While the rise in price may seem minimal, it actually indicates a serious problem for the Postal Service. USPS Board of Governors Chairman Mickey D. Barnett states that prices only increase due to the postal service’s “precarious financial condition.” Postal service rates usually rise in accordance with the annual raise in the consumer price index (CPI), which measures the price of the typical basket of goods that a consumer will buy in a given year. This usually results in an annual 0.1 percent hike in the price of stamps, but the raise this year was equal to almost 6.5 percent – a price change that indicates a drastic measure to remain financially solvent.

A recent NBC News article states that “[t]he USPS last increased prices for a first-class stamp by a penny in January of this year. At the time, the USPS cited losses of about $25 million per day amid declining mail volume as more people use email and social media.”

In addition to posting tremendous losses, the USPS has now asked for a bailout from Congress. Postmaster General Patrick Donahoe says the USPS will default on $5.7 billion retiree health benefit prepayments without governmental support.

“We cannot return the organization to long-term financial stability without passage of comprehensive postal reform legislation,” Donahoe said. “We appreciate the efforts of the House and Senate oversight committees to make this happen as soon as possible.”

One solution slowly gaining momentum is the movement to privatize the USPS. To this point, the Postal Service has been operating as a monopoly. Because they can always fall back on public support regardless of if they provide certain services efficiently and effectively, the Postal Service has little incentive to do just that. The lack of competition has allowed the USPS to compile losses and receive congressional help without any real efforts at improving their operating procedures or appeal to consumer tastes. While some point to congressional help as the solution to the national mail service’s woes, others believe that privatization would remove the thorn in the Postal Service’s side – namely, Congress itself.

New York Times columnist Joe Nocera makes this point, writing that “neither the management nor the workers really control the Postal Service.
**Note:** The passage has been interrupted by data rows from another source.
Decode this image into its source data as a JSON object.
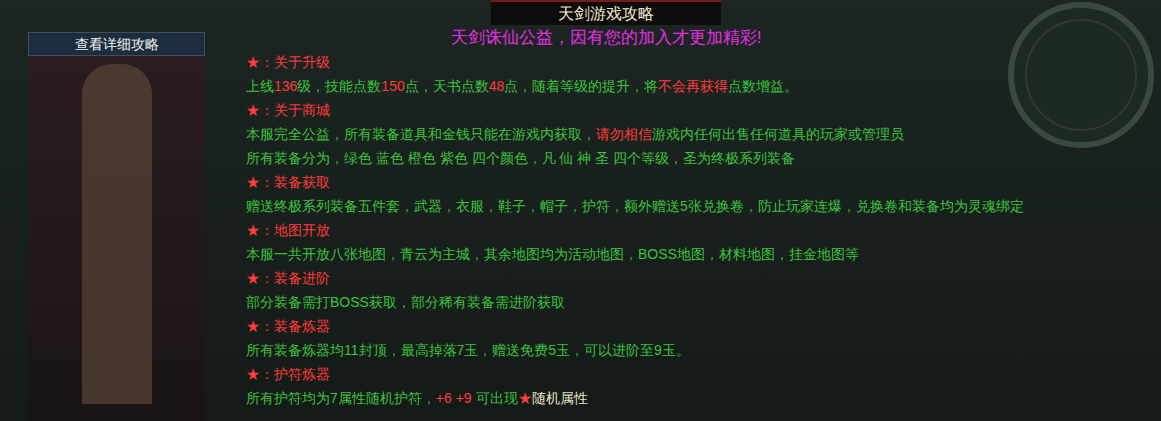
{
  "title": "天剑游戏攻略",
  "subtitle": "天剑诛仙公益，因有您的加入才更加精彩!",
  "side_panel": {
    "button": "查看详细攻略"
  },
  "lines": [
    {
      "kind": "heading",
      "segments": [
        {
          "text": "★：关于升级",
          "color": "#ff3b3b"
        }
      ]
    },
    {
      "kind": "body",
      "segments": [
        {
          "text": "上线",
          "color": "#3cc43c"
        },
        {
          "text": "136",
          "color": "#ff3b3b"
        },
        {
          "text": "级，技能点数",
          "color": "#3cc43c"
        },
        {
          "text": "150",
          "color": "#ff3b3b"
        },
        {
          "text": "点，天书点数",
          "color": "#3cc43c"
        },
        {
          "text": "48",
          "color": "#ff3b3b"
        },
        {
          "text": "点，随着等级的提升，将",
          "color": "#3cc43c"
        },
        {
          "text": "不会再获得",
          "color": "#ff3b3b"
        },
        {
          "text": "点数增益。",
          "color": "#3cc43c"
        }
      ]
    },
    {
      "kind": "heading",
      "segments": [
        {
          "text": "★：关于商城",
          "color": "#ff3b3b"
        }
      ]
    },
    {
      "kind": "body",
      "segments": [
        {
          "text": "本服完全公益，所有装备道具和金钱只能在游戏内获取，",
          "color": "#3cc43c"
        },
        {
          "text": "请勿相信",
          "color": "#ff3b3b"
        },
        {
          "text": "游戏内任何出售任何道具的玩家或管理员",
          "color": "#3cc43c"
        }
      ]
    },
    {
      "kind": "body",
      "segments": [
        {
          "text": "所有装备分为，绿色 蓝色 橙色 紫色 四个颜色，凡 仙 神 圣 四个等级，圣为终极系列装备",
          "color": "#3cc43c"
        }
      ]
    },
    {
      "kind": "heading",
      "segments": [
        {
          "text": "★：装备获取",
          "color": "#ff3b3b"
        }
      ]
    },
    {
      "kind": "body",
      "segments": [
        {
          "text": "赠送终极系列装备五件套，武器，衣服，鞋子，帽子，护符，额外赠送5张兑换卷，防止玩家连爆，兑换卷和装备均为灵魂绑定",
          "color": "#3cc43c"
        }
      ]
    },
    {
      "kind": "heading",
      "segments": [
        {
          "text": "★：地图开放",
          "color": "#ff3b3b"
        }
      ]
    },
    {
      "kind": "body",
      "segments": [
        {
          "text": "本服一共开放八张地图，青云为主城，其余地图均为活动地图，BOSS地图，材料地图，挂金地图等",
          "color": "#3cc43c"
        }
      ]
    },
    {
      "kind": "heading",
      "segments": [
        {
          "text": "★：装备进阶",
          "color": "#ff3b3b"
        }
      ]
    },
    {
      "kind": "body",
      "segments": [
        {
          "text": "部分装备需打BOSS获取，部分稀有装备需进阶获取",
          "color": "#3cc43c"
        }
      ]
    },
    {
      "kind": "heading",
      "segments": [
        {
          "text": "★：装备炼器",
          "color": "#ff3b3b"
        }
      ]
    },
    {
      "kind": "body",
      "segments": [
        {
          "text": "所有装备炼器均11封顶，最高掉落7玉，赠送免费5玉，可以进阶至9玉。",
          "color": "#3cc43c"
        }
      ]
    },
    {
      "kind": "heading",
      "segments": [
        {
          "text": "★：护符炼器",
          "color": "#ff3b3b"
        }
      ]
    },
    {
      "kind": "body",
      "segments": [
        {
          "text": "所有护符均为7属性随机护符，",
          "color": "#3cc43c"
        },
        {
          "text": "+6 +9",
          "color": "#ff3b3b"
        },
        {
          "text": " 可出现",
          "color": "#3cc43c"
        },
        {
          "text": "★",
          "color": "#ff3b3b"
        },
        {
          "text": "随机属性",
          "color": "#e8e6c8"
        }
      ]
    }
  ]
}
Even though the post office has been self-financed since the 1980s, it remains shackled by Congress, which simply can’t bring itself to allow the service to make its own decisions. And Congress won’t do so, as long as the post office remains part of the government.”

The United Kingdom just finished the process of privatizing their mail service, Royal Mail, and The Economist reports the transition thus far as a success: “A freed-up Royal Mail will compete with dozens of nifty competitors for its parcels business, as well as with a new breed of ‘lifestyle couriers,’ who trundle around goods ordered on the Web.”

In other countries, such as the Netherlands, Germany, and Austria, privatization of the mail service has resulted in lower prices across the board for consumers.

Michael Taube of the Washington Times writes, “Opening up the free market to private enterprise would ensure that real competition exists for mail delivery and postage rates. More businesses and jobs would be created in a thriving marketplace.”

In the past five years, mail volume has fallen by more than 20 percent, and USPS revenue has fallen by more than 12 percent. Partisan gridlock has stalled any meaningful reform, and workers are being released as demand for their labor decreases. Chairman of the Financial Strategy and Solutions Group at Citigroup Peter Orszag summarizes: “The U.S. Postal Service has a long and storied history. Yet it is now struggling because the world has changed and because congressional sclerosis has prevented it from adapting to the new realities. The best way to modernize it now is to move it out of the government.”

The story of the U.S. Postal Service is not just one of letters and stamps – it’s one that speaks to a greater lesson that Americans should not be quick to forget. Although there are those who propagate the necessity of more government it is often the bureaucracies created under all-expansive governments that countermine the necessity of such ideals. Such institutionalized bureaucracies are slow to respond to consumer pressures and changing tastes, and, more times than not, prevent true innovation from taking place.